One legal scholar calls it "the most important case the Supreme Court will hear this year." That happens to be a gender discrimination case against Wal-Mart, which the Court will hear today. So what exactly makes this case so important?
Dukes v. Wal-Mart is named after Betty Dukes, who along with five other women sued the company for sex discrimination in 2001. In 2004, the Court certified a national class that included not just the women who brought the claim, but all women who had worked at Wal-Mart or Sam's Club since December 1998.
Here's the evidence they brought of widespread discrimination at the stores:
- Wal-Mart has (or had) highly subjective promotion and pay raise processes, which aren't posted publicly and don't comply with standard practices in the U.S. workforce, contributing to overall discrimination.
- According to the plaintiffs, there is a corporate culture "rife with gender stereotypes, demeaning to female employees: Wal‐Mart executives refer to women employees as 'Janie Qs,' approve holding business meetings at Hooters restaurants, and attribute the absence of women in top positions to men being more aggressive in seeking advancement. For example, women like named Plaintiff Christine Kwapnoski were told men need to be paid more than women because "they have families to support."
- All of this has contributed to wage inequality. "Even though its own data shows that its female employees are, on average, better performers and more experienced than their male counterparts, women's pay lags far behind that of male employees in every major job in each of the company's 41 regions." Furthermore, even though "women comprise more than 80 percent of hourly supervisors, they hold only one‐third of store management jobs and their ranks steadily diminish at each successive step in the management hierarchy."
There's also this fun chart comparing Wal-Mart's number of women in management roles to other general-merchandise stores.
In a separate complaint, the plaintiffs pointed out that "female representation among managers at Wal-Mart is at a substantially lower level today than among Wal-Mart's competitors in 1975."
The Court isn't going to hear now about whether the women were indeed discriminated against.

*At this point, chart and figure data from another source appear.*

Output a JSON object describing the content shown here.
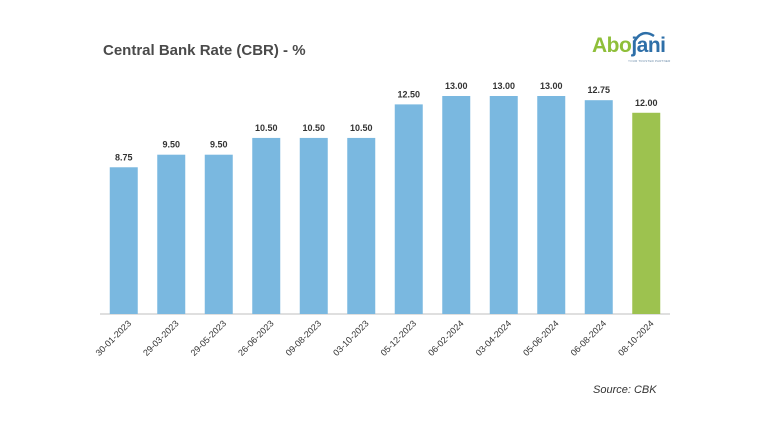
{
  "header": {
    "title": "Central Bank Rate (CBR) - %"
  },
  "logo": {
    "text_part1": "Abo",
    "text_part2": "jani",
    "tagline": "YOUR TRUSTED PARTNER"
  },
  "footer": {
    "source": "Source: CBK"
  },
  "colors": {
    "bar_default": "#7ab8e0",
    "bar_highlight": "#9dc24f",
    "axis": "#bfbfbf",
    "label": "#333333"
  },
  "chart_data": {
    "type": "bar",
    "title": "Central Bank Rate (CBR) - %",
    "xlabel": "",
    "ylabel": "",
    "categories": [
      "30-01-2023",
      "29-03-2023",
      "29-05-2023",
      "26-06-2023",
      "09-08-2023",
      "03-10-2023",
      "05-12-2023",
      "06-02-2024",
      "03-04-2024",
      "05-06-2024",
      "06-08-2024",
      "08-10-2024"
    ],
    "values": [
      8.75,
      9.5,
      9.5,
      10.5,
      10.5,
      10.5,
      12.5,
      13.0,
      13.0,
      13.0,
      12.75,
      12.0
    ],
    "value_labels": [
      "8.75",
      "9.50",
      "9.50",
      "10.50",
      "10.50",
      "10.50",
      "12.50",
      "13.00",
      "13.00",
      "13.00",
      "12.75",
      "12.00"
    ],
    "highlight_index": 11,
    "ylim": [
      0,
      13.0
    ],
    "grid": false,
    "legend": "none"
  }
}
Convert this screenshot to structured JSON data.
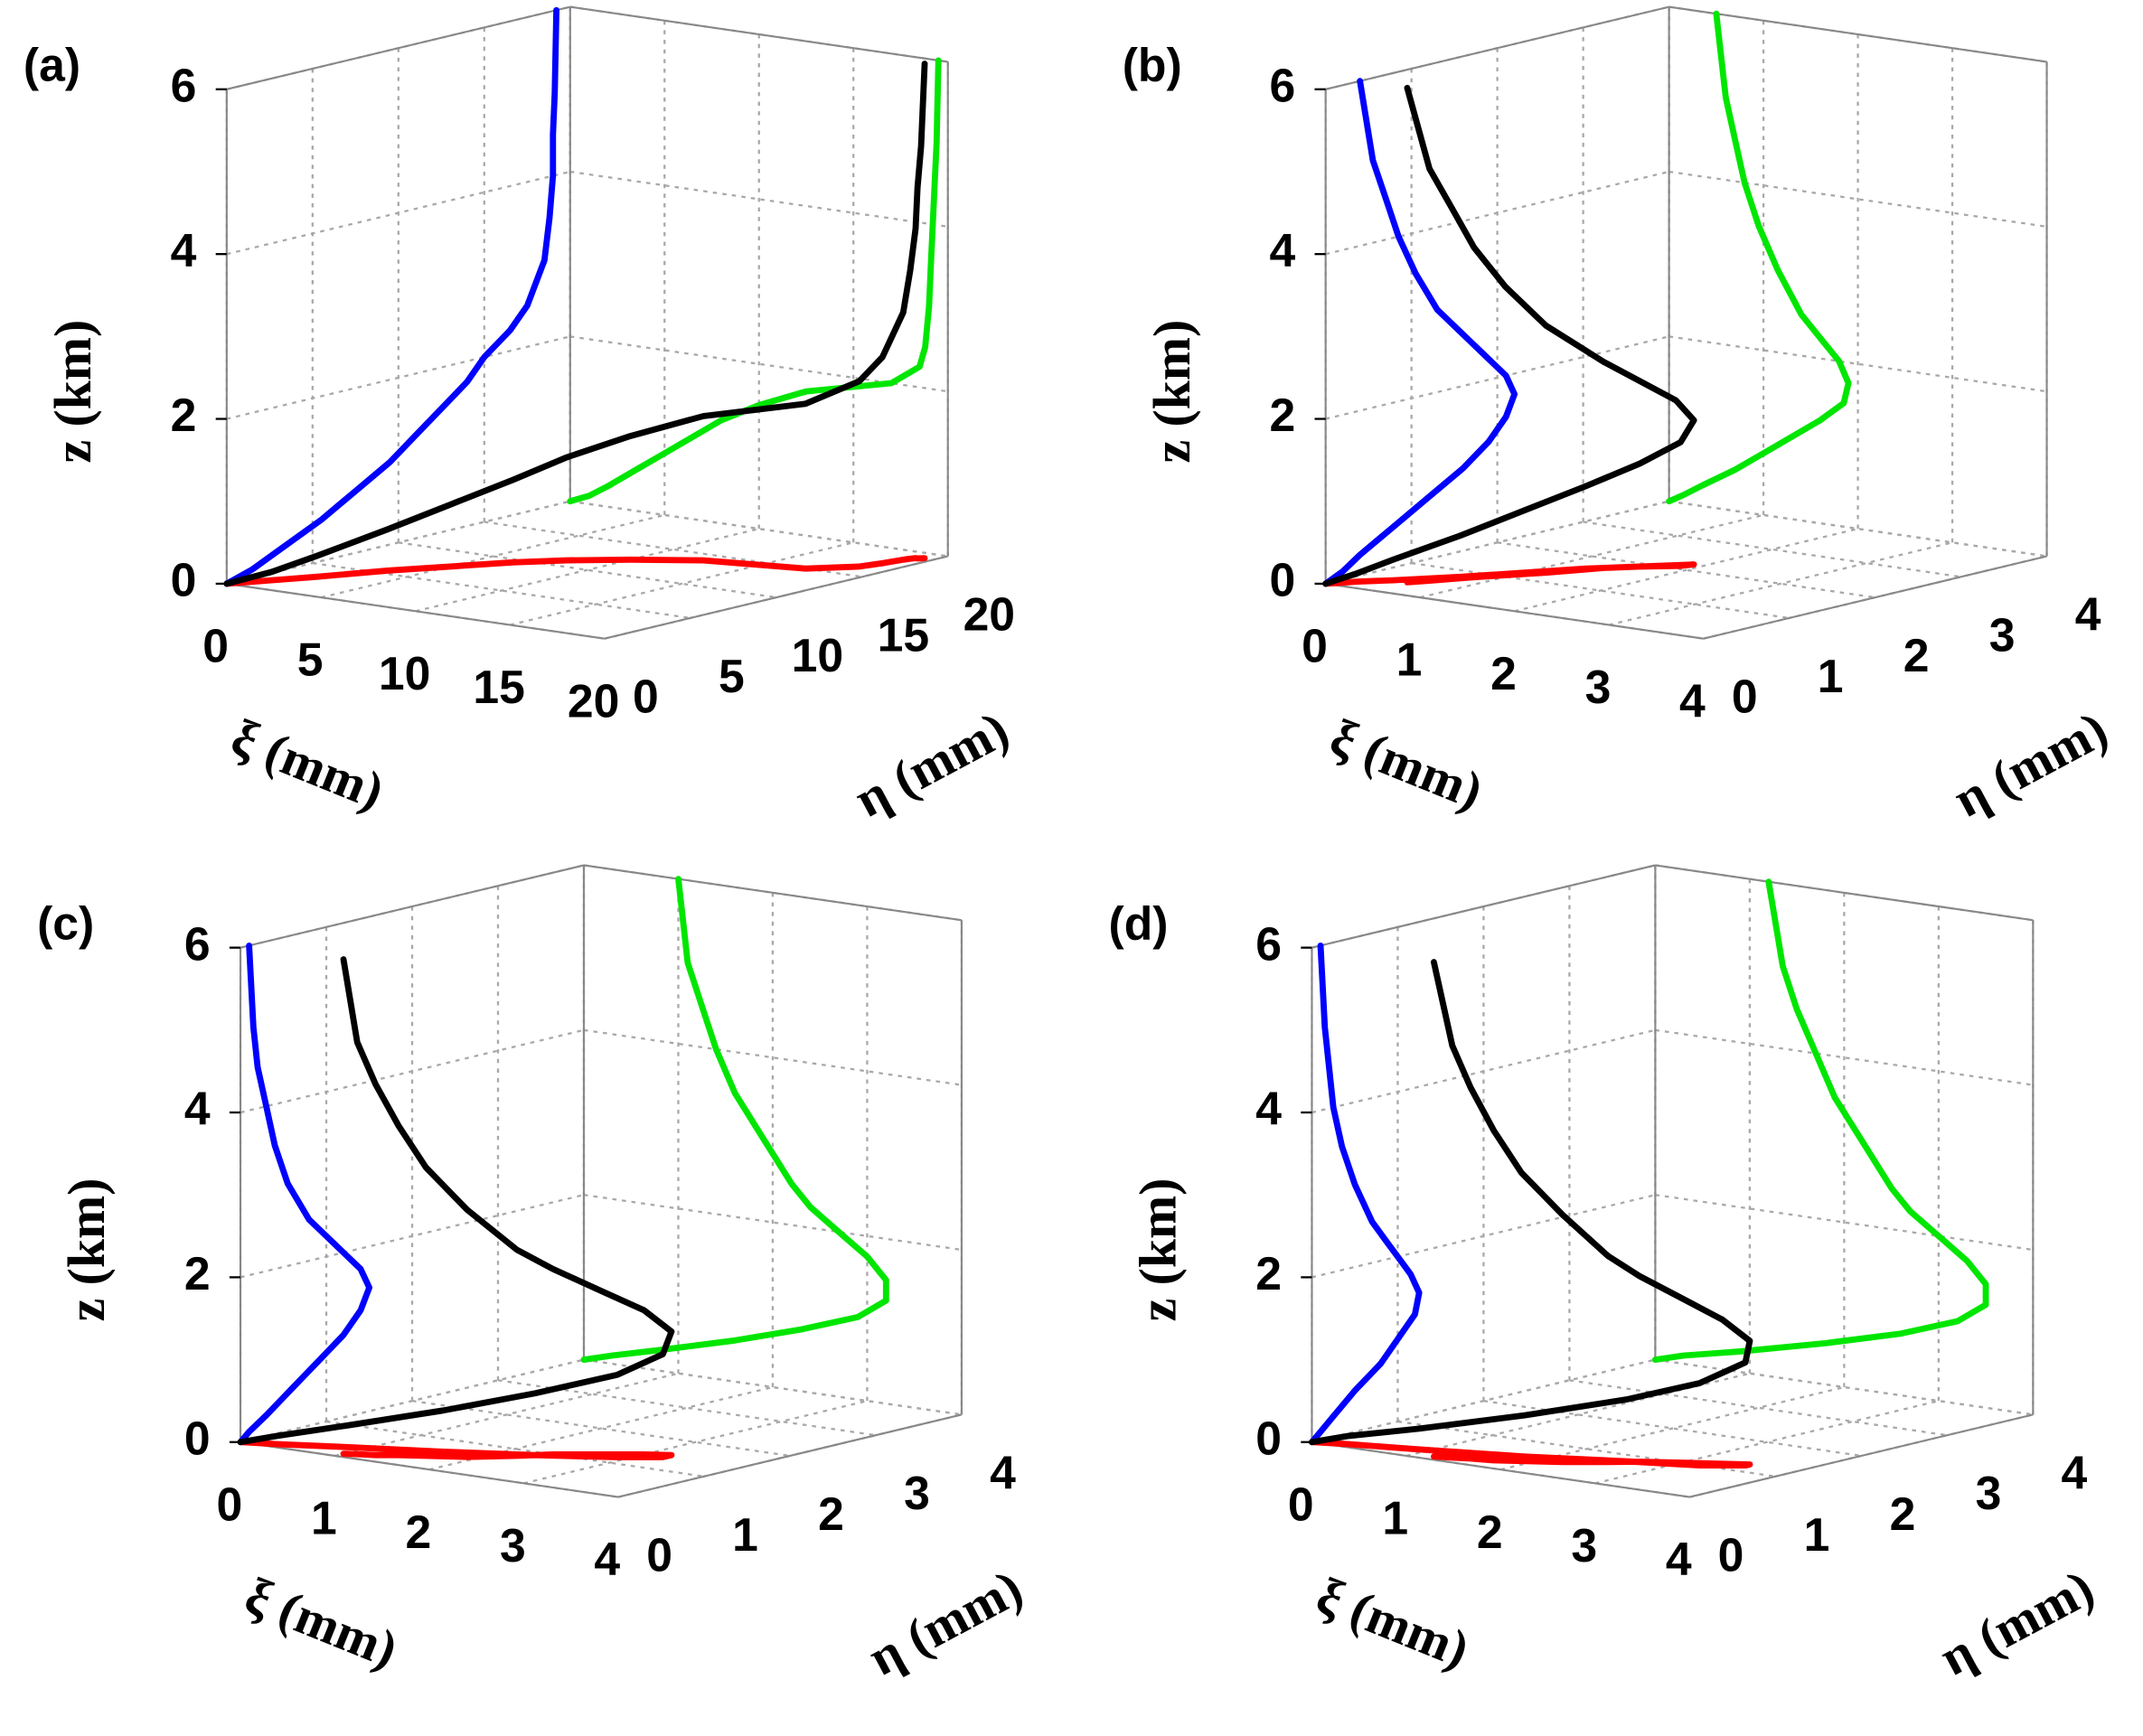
{
  "chart_data": [
    {
      "type": "line3d",
      "panel_label": "(a)",
      "xlabel": "ξ (mm)",
      "ylabel": "η (mm)",
      "zlabel": "z (km)",
      "xlim": [
        0,
        20
      ],
      "xticks": [
        0,
        5,
        10,
        15,
        20
      ],
      "ylim": [
        0,
        20
      ],
      "yticks": [
        0,
        5,
        10,
        15,
        20
      ],
      "zlim": [
        0,
        6
      ],
      "zticks": [
        0,
        2,
        4,
        6
      ],
      "grid": true,
      "color": "#000000",
      "projection_colors": {
        "yz": "#0000ff",
        "xz": "#00e600",
        "xy": "#ff0000"
      },
      "z": [
        0,
        0.1,
        0.25,
        0.5,
        0.75,
        1,
        1.25,
        1.5,
        1.75,
        2,
        2.25,
        2.5,
        3,
        3.5,
        4,
        4.5,
        5,
        6
      ],
      "x": [
        0,
        1,
        2,
        3.5,
        5,
        6.5,
        8,
        10,
        12.5,
        17,
        18.5,
        18.8,
        19,
        19.1,
        19.2,
        19.3,
        19.4,
        19.5
      ],
      "y": [
        0,
        1.5,
        3,
        5.5,
        7.5,
        9.5,
        11,
        12.5,
        14,
        15,
        16.5,
        17.5,
        18.5,
        18.8,
        19,
        19,
        19.1,
        19.2
      ]
    },
    {
      "type": "line3d",
      "panel_label": "(b)",
      "xlabel": "ξ (mm)",
      "ylabel": "η (mm)",
      "zlabel": "z (km)",
      "xlim": [
        0,
        4
      ],
      "xticks": [
        0,
        1,
        2,
        3,
        4
      ],
      "ylim": [
        0,
        4
      ],
      "yticks": [
        0,
        1,
        2,
        3,
        4
      ],
      "zlim": [
        0,
        6
      ],
      "zticks": [
        0,
        2,
        4,
        6
      ],
      "grid": true,
      "color": "#000000",
      "projection_colors": {
        "yz": "#0000ff",
        "xz": "#00e600",
        "xy": "#ff0000"
      },
      "z": [
        0,
        0.1,
        0.25,
        0.5,
        0.75,
        1,
        1.25,
        1.5,
        1.75,
        2,
        2.25,
        2.5,
        3,
        3.5,
        4,
        4.5,
        5,
        6
      ],
      "x": [
        0,
        0.15,
        0.35,
        0.7,
        1,
        1.3,
        1.6,
        1.85,
        1.9,
        1.8,
        1.6,
        1.4,
        1.15,
        0.95,
        0.8,
        0.7,
        0.6,
        0.5
      ],
      "y": [
        0,
        0.2,
        0.4,
        0.8,
        1.2,
        1.6,
        1.9,
        2.1,
        2.2,
        2.1,
        1.9,
        1.7,
        1.3,
        1.05,
        0.85,
        0.7,
        0.55,
        0.4
      ]
    },
    {
      "type": "line3d",
      "panel_label": "(c)",
      "xlabel": "ξ (mm)",
      "ylabel": "η (mm)",
      "zlabel": "z (km)",
      "xlim": [
        0,
        4
      ],
      "xticks": [
        0,
        1,
        2,
        3,
        4
      ],
      "ylim": [
        0,
        4
      ],
      "yticks": [
        0,
        1,
        2,
        3,
        4
      ],
      "zlim": [
        0,
        6
      ],
      "zticks": [
        0,
        2,
        4,
        6
      ],
      "grid": true,
      "color": "#000000",
      "projection_colors": {
        "yz": "#0000ff",
        "xz": "#00e600",
        "xy": "#ff0000"
      },
      "z": [
        0,
        0.1,
        0.25,
        0.5,
        0.75,
        1,
        1.25,
        1.5,
        1.75,
        2,
        2.25,
        2.5,
        3,
        3.5,
        4,
        4.5,
        5,
        6
      ],
      "x": [
        0,
        0.3,
        0.8,
        1.6,
        2.3,
        2.9,
        3.2,
        3.2,
        3.0,
        2.7,
        2.4,
        2.2,
        1.9,
        1.6,
        1.4,
        1.25,
        1.1,
        1.0
      ],
      "y": [
        0,
        0.1,
        0.3,
        0.6,
        0.9,
        1.2,
        1.4,
        1.5,
        1.4,
        1.2,
        1.0,
        0.8,
        0.55,
        0.4,
        0.3,
        0.2,
        0.15,
        0.1
      ]
    },
    {
      "type": "line3d",
      "panel_label": "(d)",
      "xlabel": "ξ (mm)",
      "ylabel": "η (mm)",
      "zlabel": "z (km)",
      "xlim": [
        0,
        4
      ],
      "xticks": [
        0,
        1,
        2,
        3,
        4
      ],
      "ylim": [
        0,
        4
      ],
      "yticks": [
        0,
        1,
        2,
        3,
        4
      ],
      "zlim": [
        0,
        6
      ],
      "zticks": [
        0,
        2,
        4,
        6
      ],
      "grid": true,
      "color": "#000000",
      "projection_colors": {
        "yz": "#0000ff",
        "xz": "#00e600",
        "xy": "#ff0000"
      },
      "z": [
        0,
        0.1,
        0.25,
        0.5,
        0.75,
        1,
        1.25,
        1.5,
        1.75,
        2,
        2.25,
        2.5,
        3,
        3.5,
        4,
        4.5,
        5,
        6
      ],
      "x": [
        0,
        0.3,
        0.9,
        1.8,
        2.6,
        3.2,
        3.5,
        3.5,
        3.3,
        3.0,
        2.7,
        2.5,
        2.2,
        1.9,
        1.7,
        1.5,
        1.35,
        1.2
      ],
      "y": [
        0,
        0.1,
        0.25,
        0.5,
        0.8,
        1.0,
        1.2,
        1.25,
        1.15,
        1.0,
        0.85,
        0.7,
        0.5,
        0.35,
        0.25,
        0.2,
        0.15,
        0.1
      ]
    }
  ]
}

Rather, it will decide (by late June 2011) whether these women count as an entire class that can sue en masse. Wal-Mart, obviously reluctant to be sued by every female employee it ever had, counters that because these decisions were made at the store manager level, there is no justification to consider them as part of a monolithic entity.

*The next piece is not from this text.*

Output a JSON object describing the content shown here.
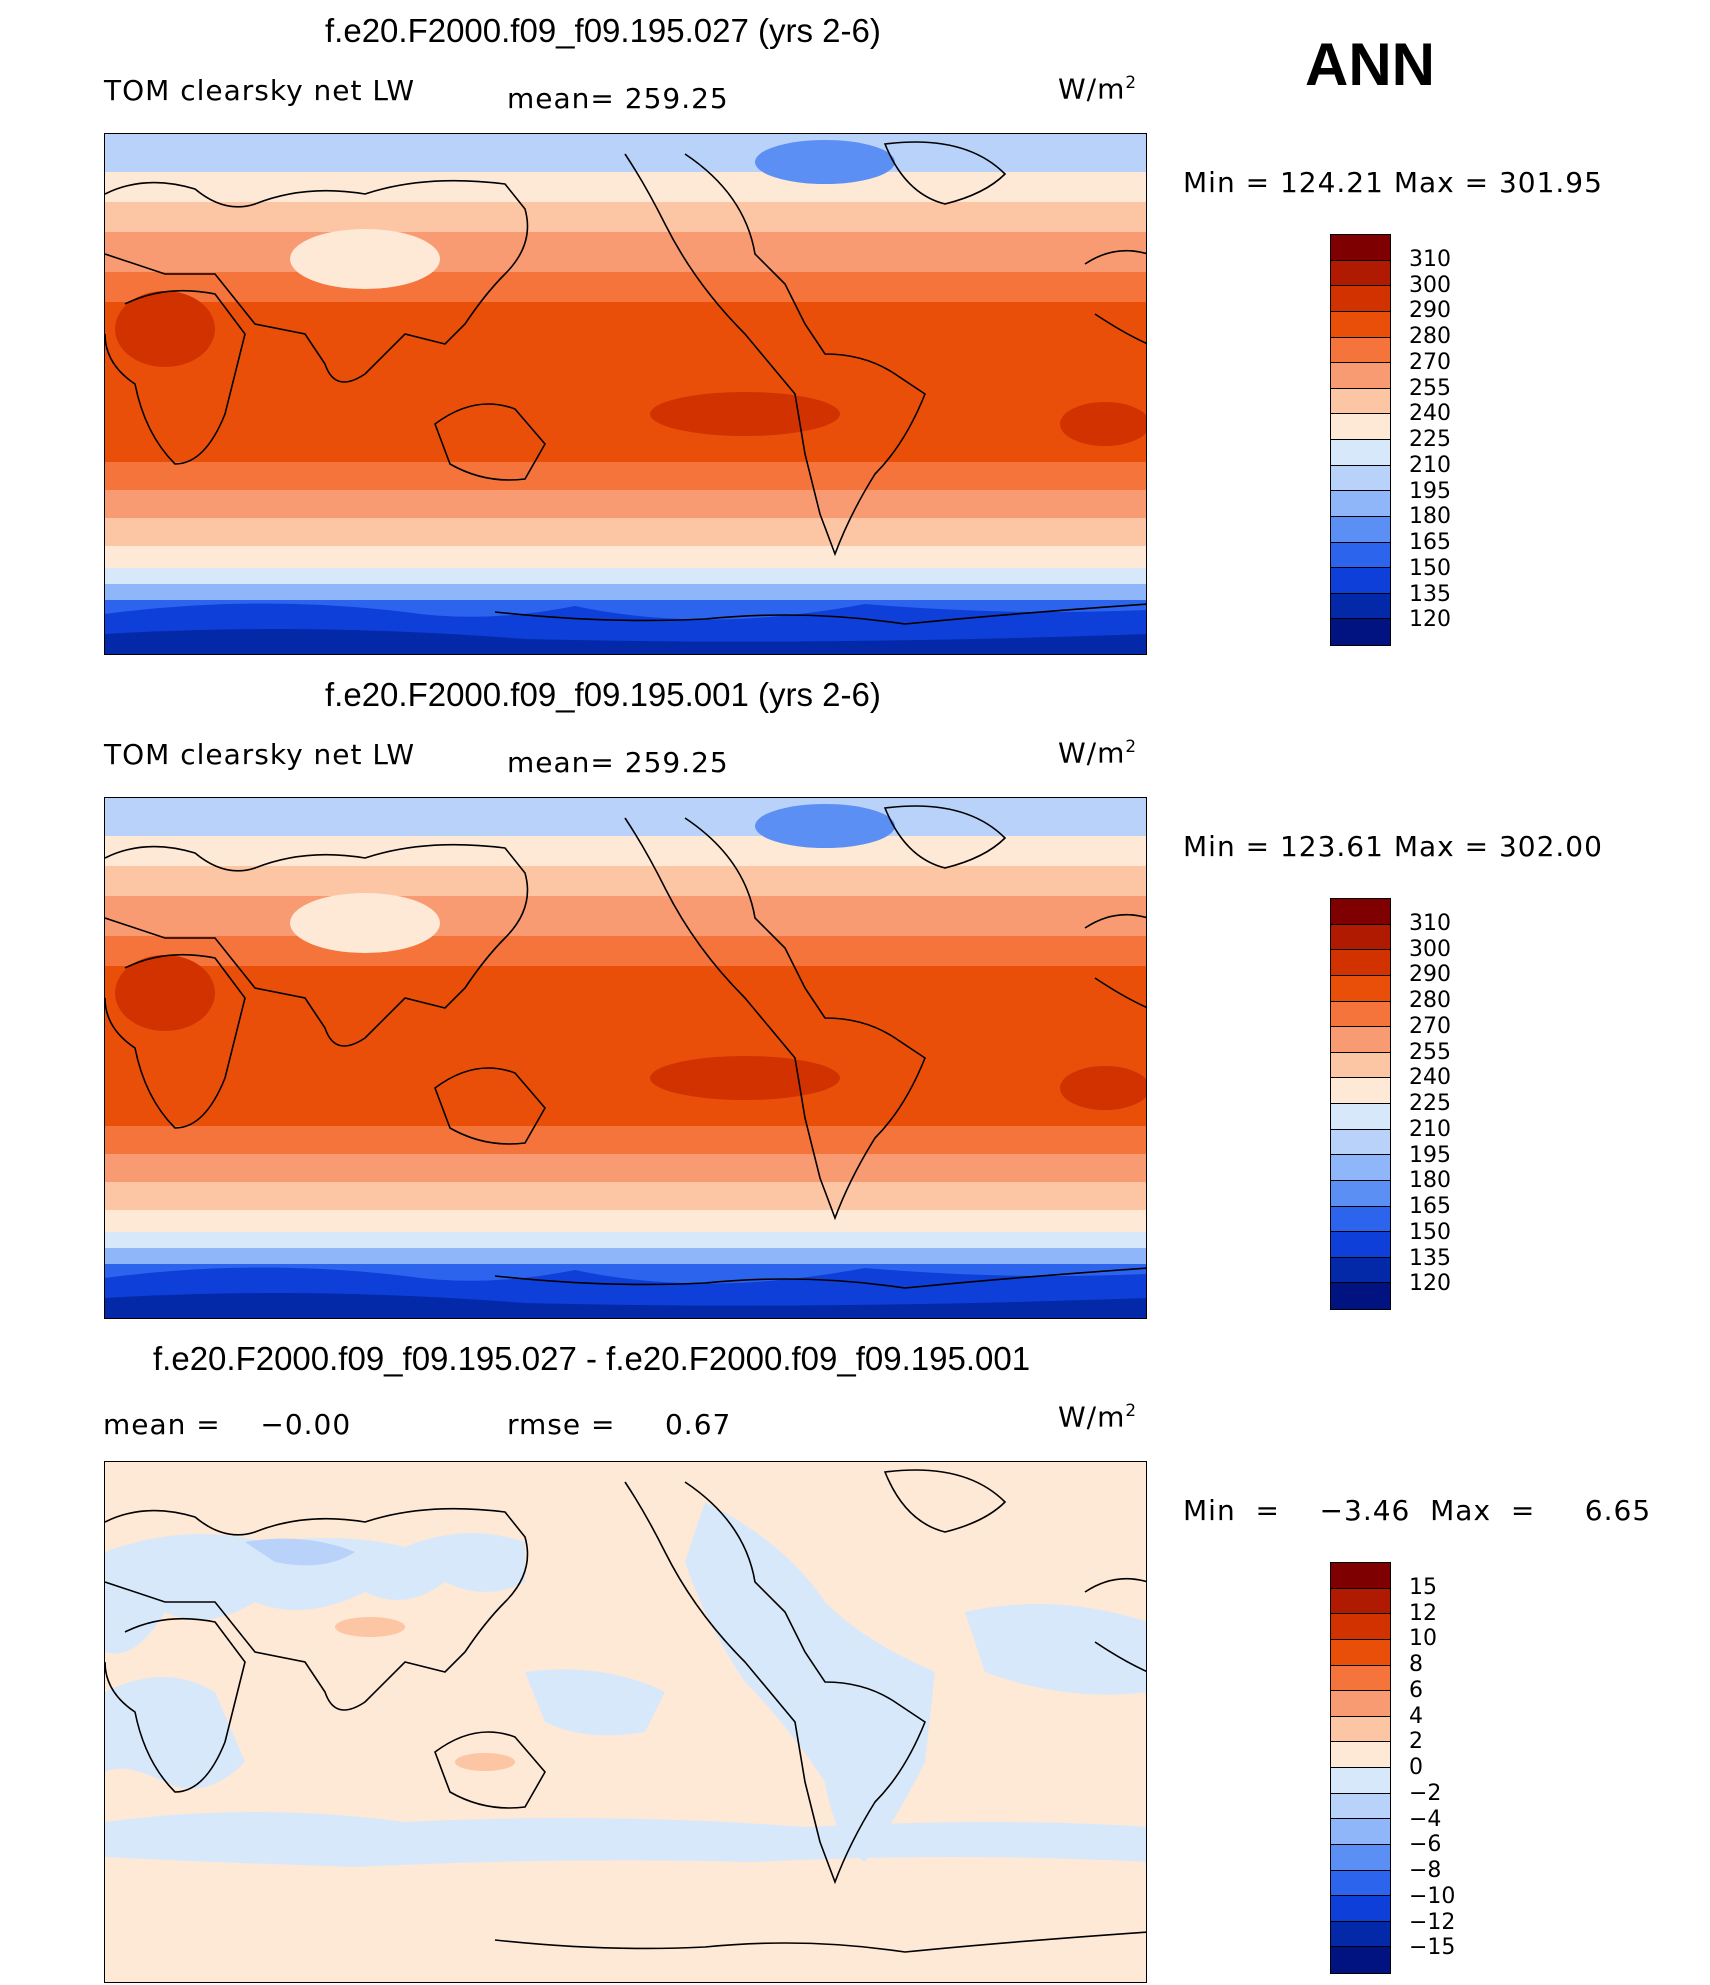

Writing in Slate, Richard Thompson Ford of Stanford Law School points out that this case is about whether sexism and discrimination constitute a commonality among all women who worked at Wal-Mart. While that may mean that it dilutes the damages paid to the women with the strongest claims, a point raised by judges in earlier stages, it also ensures that there can be systemic social change beyond the claims of individuals. He writes,
Civil rights have always been as much about social justice as individual justice. And social justice requires that employers who discriminate be held accountable so they won't keep discriminating. The deterrent effect of a large class-action lawsuit may be the only thing that will encourage employers to root out discrimination among their managers: Tellingly, Wal-Mart has made an impressive effort to treat women more equitably in the 10 years since the case was filed.
Unfortunately for the plaintiffs and for anyone else interested in advancing social change through class action legislation, Ford writes, the current Supreme Court has preferred to see discrimination as an individual problem rather than a systemic one.